Книги

Властелин бумажек и промокашек

22
18
20
22
24
26
28
30

— После обеда собираемся и расписываем карточки, — озвучил план Николай. — Александра Петровна нам поможет. Вечером раздарим служивым, когда они пойдут на ужин. А пока приступаем к обеду!

— Кашу мясом не испортишь, — провозгласил Химик.

— Слышали бы тебя веганы, — хмыкнул Историк.

* * *

— А он точно художник? — с сомнением спросил Химик.
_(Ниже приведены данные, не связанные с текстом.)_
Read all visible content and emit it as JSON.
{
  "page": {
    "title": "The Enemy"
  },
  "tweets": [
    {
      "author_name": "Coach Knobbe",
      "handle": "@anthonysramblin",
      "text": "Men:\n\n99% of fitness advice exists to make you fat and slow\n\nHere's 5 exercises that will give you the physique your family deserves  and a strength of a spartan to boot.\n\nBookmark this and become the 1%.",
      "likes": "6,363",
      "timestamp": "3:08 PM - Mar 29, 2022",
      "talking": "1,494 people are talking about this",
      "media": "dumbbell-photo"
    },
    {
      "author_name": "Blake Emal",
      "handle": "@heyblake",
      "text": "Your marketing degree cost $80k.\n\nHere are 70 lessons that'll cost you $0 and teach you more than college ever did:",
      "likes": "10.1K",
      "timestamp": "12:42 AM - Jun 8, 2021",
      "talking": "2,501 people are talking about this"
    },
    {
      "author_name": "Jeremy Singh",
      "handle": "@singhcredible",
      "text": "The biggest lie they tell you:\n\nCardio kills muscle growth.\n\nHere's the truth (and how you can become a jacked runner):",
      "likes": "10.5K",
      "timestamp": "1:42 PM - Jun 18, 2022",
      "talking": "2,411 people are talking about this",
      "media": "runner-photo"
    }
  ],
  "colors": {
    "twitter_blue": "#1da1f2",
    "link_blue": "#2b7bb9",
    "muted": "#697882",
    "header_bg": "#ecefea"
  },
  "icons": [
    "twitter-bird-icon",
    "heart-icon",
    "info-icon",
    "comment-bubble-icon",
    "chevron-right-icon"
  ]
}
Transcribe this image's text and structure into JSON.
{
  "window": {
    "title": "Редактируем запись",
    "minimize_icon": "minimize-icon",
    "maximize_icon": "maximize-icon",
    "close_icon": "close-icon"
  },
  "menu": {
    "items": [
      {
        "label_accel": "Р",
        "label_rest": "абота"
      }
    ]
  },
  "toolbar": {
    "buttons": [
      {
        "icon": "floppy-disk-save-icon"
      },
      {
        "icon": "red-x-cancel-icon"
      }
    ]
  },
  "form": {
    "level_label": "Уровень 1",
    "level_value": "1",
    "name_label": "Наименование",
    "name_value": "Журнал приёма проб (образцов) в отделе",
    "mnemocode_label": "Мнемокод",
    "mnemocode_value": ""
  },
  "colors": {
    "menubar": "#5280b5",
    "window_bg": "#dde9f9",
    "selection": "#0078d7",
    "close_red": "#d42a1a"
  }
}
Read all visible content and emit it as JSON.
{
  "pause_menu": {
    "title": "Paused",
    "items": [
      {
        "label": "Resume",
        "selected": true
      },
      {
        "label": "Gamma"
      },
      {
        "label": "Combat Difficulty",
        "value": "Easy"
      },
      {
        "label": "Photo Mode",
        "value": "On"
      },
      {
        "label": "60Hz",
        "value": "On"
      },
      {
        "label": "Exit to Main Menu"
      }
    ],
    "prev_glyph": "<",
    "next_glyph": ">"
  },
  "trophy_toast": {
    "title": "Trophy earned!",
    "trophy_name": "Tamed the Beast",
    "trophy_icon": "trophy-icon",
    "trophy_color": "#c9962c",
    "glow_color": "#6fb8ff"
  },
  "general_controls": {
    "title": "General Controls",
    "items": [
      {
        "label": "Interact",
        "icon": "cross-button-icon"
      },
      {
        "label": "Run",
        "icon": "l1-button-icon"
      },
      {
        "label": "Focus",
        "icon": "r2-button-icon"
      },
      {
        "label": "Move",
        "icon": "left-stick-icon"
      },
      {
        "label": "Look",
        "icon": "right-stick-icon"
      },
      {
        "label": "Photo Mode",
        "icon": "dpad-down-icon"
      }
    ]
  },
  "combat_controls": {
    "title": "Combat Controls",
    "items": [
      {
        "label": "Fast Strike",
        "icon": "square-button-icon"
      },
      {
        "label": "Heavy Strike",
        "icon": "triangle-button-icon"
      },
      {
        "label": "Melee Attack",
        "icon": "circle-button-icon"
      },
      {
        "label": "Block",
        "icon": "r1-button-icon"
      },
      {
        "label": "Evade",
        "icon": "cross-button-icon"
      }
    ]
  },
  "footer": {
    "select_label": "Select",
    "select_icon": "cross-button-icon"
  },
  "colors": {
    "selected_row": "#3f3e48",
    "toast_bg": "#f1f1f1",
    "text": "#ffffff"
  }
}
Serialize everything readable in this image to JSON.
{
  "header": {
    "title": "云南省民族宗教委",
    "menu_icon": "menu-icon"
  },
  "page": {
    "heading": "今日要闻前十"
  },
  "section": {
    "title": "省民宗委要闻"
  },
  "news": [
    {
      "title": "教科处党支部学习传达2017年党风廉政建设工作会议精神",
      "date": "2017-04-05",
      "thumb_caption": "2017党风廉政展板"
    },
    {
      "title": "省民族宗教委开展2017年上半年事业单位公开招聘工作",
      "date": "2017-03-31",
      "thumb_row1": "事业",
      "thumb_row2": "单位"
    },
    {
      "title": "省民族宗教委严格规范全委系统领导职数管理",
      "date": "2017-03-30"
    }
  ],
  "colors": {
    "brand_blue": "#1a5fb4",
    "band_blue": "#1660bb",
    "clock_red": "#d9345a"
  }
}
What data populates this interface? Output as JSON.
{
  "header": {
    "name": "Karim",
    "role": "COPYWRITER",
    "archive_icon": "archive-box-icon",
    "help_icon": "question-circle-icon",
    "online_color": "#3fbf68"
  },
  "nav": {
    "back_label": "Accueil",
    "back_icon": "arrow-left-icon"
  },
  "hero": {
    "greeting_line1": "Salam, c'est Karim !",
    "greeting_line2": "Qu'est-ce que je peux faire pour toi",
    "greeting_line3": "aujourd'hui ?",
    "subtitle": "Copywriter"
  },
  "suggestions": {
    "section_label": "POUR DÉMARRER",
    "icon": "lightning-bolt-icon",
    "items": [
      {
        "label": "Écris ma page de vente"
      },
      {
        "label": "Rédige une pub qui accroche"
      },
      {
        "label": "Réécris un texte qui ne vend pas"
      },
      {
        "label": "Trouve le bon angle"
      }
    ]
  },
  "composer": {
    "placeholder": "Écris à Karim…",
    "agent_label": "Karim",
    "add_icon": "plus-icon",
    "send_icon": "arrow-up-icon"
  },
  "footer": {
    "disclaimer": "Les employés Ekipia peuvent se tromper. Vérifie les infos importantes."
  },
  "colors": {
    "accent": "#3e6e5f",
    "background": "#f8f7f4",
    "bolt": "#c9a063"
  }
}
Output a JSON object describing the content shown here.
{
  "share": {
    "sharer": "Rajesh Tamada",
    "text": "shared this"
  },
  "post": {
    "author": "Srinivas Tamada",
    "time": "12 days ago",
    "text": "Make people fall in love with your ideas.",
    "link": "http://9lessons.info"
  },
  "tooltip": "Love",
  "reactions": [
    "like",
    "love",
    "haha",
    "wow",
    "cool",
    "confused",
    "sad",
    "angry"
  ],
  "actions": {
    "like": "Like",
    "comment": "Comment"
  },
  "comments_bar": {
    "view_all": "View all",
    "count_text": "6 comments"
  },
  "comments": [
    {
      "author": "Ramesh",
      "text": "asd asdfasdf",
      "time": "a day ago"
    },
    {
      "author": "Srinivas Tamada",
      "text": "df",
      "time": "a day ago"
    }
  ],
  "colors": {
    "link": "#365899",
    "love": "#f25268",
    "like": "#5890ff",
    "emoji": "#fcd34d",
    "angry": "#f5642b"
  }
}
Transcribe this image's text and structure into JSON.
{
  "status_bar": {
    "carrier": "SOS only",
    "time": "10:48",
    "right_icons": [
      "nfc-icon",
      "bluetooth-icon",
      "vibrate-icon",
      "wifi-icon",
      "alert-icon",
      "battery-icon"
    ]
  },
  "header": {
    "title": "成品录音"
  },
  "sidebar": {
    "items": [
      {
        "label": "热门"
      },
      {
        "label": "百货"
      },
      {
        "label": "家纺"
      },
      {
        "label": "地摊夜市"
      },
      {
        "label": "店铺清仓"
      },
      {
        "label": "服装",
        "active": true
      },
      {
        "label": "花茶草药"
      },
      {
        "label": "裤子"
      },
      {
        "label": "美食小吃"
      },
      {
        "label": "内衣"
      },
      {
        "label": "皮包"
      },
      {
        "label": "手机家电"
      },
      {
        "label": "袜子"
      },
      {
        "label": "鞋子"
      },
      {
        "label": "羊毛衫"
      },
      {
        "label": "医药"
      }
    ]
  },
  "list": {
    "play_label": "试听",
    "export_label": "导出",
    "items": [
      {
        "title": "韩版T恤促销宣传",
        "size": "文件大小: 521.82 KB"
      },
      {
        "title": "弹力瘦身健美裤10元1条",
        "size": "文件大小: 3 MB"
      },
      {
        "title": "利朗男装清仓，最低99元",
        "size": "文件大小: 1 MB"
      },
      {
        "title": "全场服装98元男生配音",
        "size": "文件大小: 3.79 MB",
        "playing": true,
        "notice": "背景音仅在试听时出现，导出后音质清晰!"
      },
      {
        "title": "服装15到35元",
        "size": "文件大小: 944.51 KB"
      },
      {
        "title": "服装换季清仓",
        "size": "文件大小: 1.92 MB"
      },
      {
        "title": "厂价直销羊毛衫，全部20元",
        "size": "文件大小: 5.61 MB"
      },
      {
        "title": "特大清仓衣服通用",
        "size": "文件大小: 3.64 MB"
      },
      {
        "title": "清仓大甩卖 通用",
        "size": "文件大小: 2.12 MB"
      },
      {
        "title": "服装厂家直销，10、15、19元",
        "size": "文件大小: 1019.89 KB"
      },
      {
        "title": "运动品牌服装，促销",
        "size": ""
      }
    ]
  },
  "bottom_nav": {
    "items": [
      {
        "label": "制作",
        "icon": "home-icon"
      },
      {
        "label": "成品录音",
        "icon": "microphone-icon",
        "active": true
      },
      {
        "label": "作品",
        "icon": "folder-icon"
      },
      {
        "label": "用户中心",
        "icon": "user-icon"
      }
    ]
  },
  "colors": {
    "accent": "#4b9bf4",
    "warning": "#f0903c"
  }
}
Помогать в титанической и благородной работе по увековечиванию подвига русской армии, в игровую царственных детей, приперлась вся аристократия Аничкова дворца в лице маманьки и её фрейлин-тёзок: графини Александры Апраксиной и княжны Александры Куракиной. С ними затесался неказистый мужичок ни в коем разе не похожий на богемного представителя кисточки и акварелей. Был ростом мал, худощав, взор не горел пронзительно и ясно — не нашлось гостевой мдмашки во дворце, — скорее был подобострастен и немного жалок. Благообразные черты лица портили лохмы нечесанных волос и некая сутуловатость.

Мария Фёдоровна представила его как известного петербургского портретиста Василия Павловича Худоярова, по зову души и веления сердца, пожелавшего принять участие в праздновании успеха русского оружия.

— Да, — ответил Историк, — просто художник второго ряда. Матушка наша молодец, быстро просчитала, что наша наскальная живопись способна переманить на светлую сторону силы даже отъявленного имперца. Думаю, она послала лакея с пожеланием видеть у себя Крамскому, но тот не смог, по каким-то серьезным причинам и предложил своего ученика.

— Не знаю Крамского, но ученик его староват, — рассудил Химик.

— Крамский — лучший на сегодня портретист, вернулся недавно с выставки в Париже. — терпеливо объяснил Историк. — Он, кстати, и первый учитель Репина.

— А, — протянул Химик, — ну кто не знает Репина и его картину «Бурлаки приплыли».

Я не знаю, — сурово ответил Историк, — во-первых не бурлаки, а монахи, во-вторых, не приплыли, а не туда заехали, и в-третьих, не Репин, а Соловьев. Так вот, Худояров крепостной из Иркутской губернии, что выбился в люди и осел в Санкт-Петербурге. Селфмейдмен. Рисовал и мамку, и папку нашего, и пейзажи, но больше делал копии известных картин. Его работы представлены во многих уральских музеях.

— Ты мой кумир, профессор, — кисло сказал Химик, — для мещанского понимания: почем его картины известные стоили?

— От десяти до шестидесяти трех тысяч долларов, — прикинул Историк.

— Не очень, — выразился Химик, — я уж думал Николай ему попозирует.

— Ой, все, — чертыхнулся Историк, — летом в Дании, вызовем к себе Ван Гога, он как раз будет шататься эти два года между Бельгией и Нидерландами. Удовлетворит ли это твое тщеславие?

— Вполне, — польщенно произнес Химик, в то время как Историк, представляя, как он удивится, увидев разницу портретных работ между художником-академистом и постимпрессионистом, пытался подавить приступ смеха.

Работа была организована Николаем по конвейерной схеме. Володька и обе фрейлины нарезали альбомные листы на квадратики и передавали их великим князьям и их матушке. Мария Фёдоровна подписывала открытку цветным карандашом пафосными строками о славе русского оружия под Плевной со своей подписью, Николай с Жориком добавляли свои имена и передавали Худоярову. Художник мастерскими движениями карандаша в несколько взмахов очерчивал холмы, мазанки и православный крест над очертаниями города. Александра Петровна усердно раскрашивала в цвете благолепие в виде неба и солнца.

Мария Фёдоровна умудрялась подшучивать над обеими фрейлинами за раз. У Александра, в будущем Третьего, на службе состоял молодцеватый адъютант, князь, штабс-ротмистр Владимир с тройной фамилией Оболенский-Нелединский-Мелецкий. Лукаво поглядывая на вспыхивающую Апраксину, неравнодушную к щеголеватому адьютанту, и Куракину цесаревна нехитро забавлялась, что княжной быть хорошо, а княжной с тройной фамилией еще лучше.

Жорик не разменивался на мелочи. Высунув язык, он с усердием малевал свой автограф для челяди. Володька, исполненный сознанием высокого долга, резал бумагу словно рождественский торт: неистово и тщательно. Апешечка умиротворенно мурлыкала, приголубливая карандашами открытку. Радциг летал на крыльях преданности, словно заправский чемпион по фрисби, таская вазочки с карандашами для царственной семьи.

— У нас тут своя атмосфера, — хотелось высказаться Николаю, но он благоразумно молчал, наслаждаясь минутами счастья.